In one possible implementation, the training module is further configured to:

The present disclosure also provides an image generating apparatus, which generates an image using the generated countermeasure network after the training is completed.

In some embodiments of the present disclosure, an image generation apparatus includes:

an obtaining module, configured to obtain a third random vector;

It is understood that the above-mentioned method embodiments of the present disclosure can be combined with each other to form a combined embodiment without departing from the logic of the principle, which is limited by the space, and the detailed description of the present disclosure is omitted.

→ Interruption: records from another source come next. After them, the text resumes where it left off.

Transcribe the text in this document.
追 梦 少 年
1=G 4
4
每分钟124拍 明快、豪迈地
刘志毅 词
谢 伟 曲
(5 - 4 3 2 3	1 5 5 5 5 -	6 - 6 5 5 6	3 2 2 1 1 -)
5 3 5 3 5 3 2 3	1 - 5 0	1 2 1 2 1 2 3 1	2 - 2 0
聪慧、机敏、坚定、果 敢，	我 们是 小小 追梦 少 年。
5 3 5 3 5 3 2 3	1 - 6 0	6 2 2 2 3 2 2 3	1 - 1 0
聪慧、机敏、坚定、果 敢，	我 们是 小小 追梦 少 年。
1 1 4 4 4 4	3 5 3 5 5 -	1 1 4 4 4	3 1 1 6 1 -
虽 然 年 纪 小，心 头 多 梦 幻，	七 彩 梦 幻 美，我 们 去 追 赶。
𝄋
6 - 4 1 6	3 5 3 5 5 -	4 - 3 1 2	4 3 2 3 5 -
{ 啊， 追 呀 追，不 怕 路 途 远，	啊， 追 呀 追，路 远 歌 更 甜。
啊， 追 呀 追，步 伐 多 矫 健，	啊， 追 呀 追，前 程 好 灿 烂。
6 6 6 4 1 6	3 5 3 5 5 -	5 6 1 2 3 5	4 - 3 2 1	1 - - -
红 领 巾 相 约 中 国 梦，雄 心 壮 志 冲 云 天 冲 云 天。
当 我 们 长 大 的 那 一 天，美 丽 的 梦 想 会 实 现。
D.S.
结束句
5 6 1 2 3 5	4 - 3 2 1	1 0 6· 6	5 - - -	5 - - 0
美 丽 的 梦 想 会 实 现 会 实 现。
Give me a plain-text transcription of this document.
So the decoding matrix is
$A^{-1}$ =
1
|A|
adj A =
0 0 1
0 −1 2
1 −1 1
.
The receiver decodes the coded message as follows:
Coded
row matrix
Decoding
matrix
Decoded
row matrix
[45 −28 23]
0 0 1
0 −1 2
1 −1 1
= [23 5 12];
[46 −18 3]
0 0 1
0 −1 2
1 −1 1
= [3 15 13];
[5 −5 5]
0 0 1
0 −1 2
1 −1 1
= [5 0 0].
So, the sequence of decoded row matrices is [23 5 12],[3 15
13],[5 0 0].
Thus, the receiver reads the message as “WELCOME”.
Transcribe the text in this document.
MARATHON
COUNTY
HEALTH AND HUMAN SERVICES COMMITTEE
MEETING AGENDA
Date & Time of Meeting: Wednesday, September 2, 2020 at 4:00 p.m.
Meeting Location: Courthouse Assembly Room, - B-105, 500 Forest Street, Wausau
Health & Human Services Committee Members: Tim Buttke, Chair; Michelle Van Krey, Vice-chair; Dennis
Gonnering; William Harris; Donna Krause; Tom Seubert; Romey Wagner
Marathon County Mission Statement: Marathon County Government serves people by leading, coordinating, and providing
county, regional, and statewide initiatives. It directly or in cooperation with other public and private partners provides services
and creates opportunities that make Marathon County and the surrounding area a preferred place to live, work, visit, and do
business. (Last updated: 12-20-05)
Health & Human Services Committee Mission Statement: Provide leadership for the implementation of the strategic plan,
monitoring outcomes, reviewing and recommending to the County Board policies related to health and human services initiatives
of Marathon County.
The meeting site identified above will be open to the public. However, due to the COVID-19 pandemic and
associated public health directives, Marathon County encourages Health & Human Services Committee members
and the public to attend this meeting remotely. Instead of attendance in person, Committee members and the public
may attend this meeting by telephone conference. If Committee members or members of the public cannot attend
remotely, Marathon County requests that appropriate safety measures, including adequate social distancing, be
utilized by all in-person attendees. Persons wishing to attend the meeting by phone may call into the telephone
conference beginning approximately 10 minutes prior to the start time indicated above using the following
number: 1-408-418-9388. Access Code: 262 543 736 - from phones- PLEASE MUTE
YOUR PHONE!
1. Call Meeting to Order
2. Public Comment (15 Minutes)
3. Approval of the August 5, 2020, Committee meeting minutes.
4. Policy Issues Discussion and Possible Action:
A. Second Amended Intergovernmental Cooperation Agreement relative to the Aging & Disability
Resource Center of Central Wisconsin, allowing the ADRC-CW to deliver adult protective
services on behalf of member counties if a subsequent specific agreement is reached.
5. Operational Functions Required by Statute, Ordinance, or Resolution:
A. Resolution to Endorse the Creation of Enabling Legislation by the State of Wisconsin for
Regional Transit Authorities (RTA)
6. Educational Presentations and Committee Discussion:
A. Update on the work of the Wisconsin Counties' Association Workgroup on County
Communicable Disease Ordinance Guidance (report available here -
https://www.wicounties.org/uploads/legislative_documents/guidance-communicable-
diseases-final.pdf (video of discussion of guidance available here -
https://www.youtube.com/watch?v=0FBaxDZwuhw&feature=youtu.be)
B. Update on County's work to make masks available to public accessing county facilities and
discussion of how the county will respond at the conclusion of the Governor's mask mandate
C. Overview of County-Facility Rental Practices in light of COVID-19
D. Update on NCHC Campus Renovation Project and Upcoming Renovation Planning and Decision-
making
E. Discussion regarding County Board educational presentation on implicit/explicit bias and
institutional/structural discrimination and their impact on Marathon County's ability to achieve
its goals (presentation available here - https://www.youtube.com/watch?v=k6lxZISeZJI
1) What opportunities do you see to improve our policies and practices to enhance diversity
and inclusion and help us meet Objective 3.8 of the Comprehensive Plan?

In addition, the present disclosure also provides a neural network training device, an electronic device, a computer-readable storage medium, and a program, which can be used to implement any one of the neural network training methods provided by the present disclosure, and the corresponding technical solutions and descriptions and corresponding descriptions in the methods section are not repeated. It will be understood by those skilled in the art that in the method of the present invention, the order of writing the steps does not imply a strict order of execution and any limitations on the implementation, and the specific order of execution of the steps should be determined by their function and possible inherent logic. In some embodiments, functions of or modules included in the apparatus provided in the embodiments of the present disclosure may be used to execute the method described in the above method embodiments, and specific implementation thereof may refer to the description of the above method embodiments, and for brevity, will not be described again here.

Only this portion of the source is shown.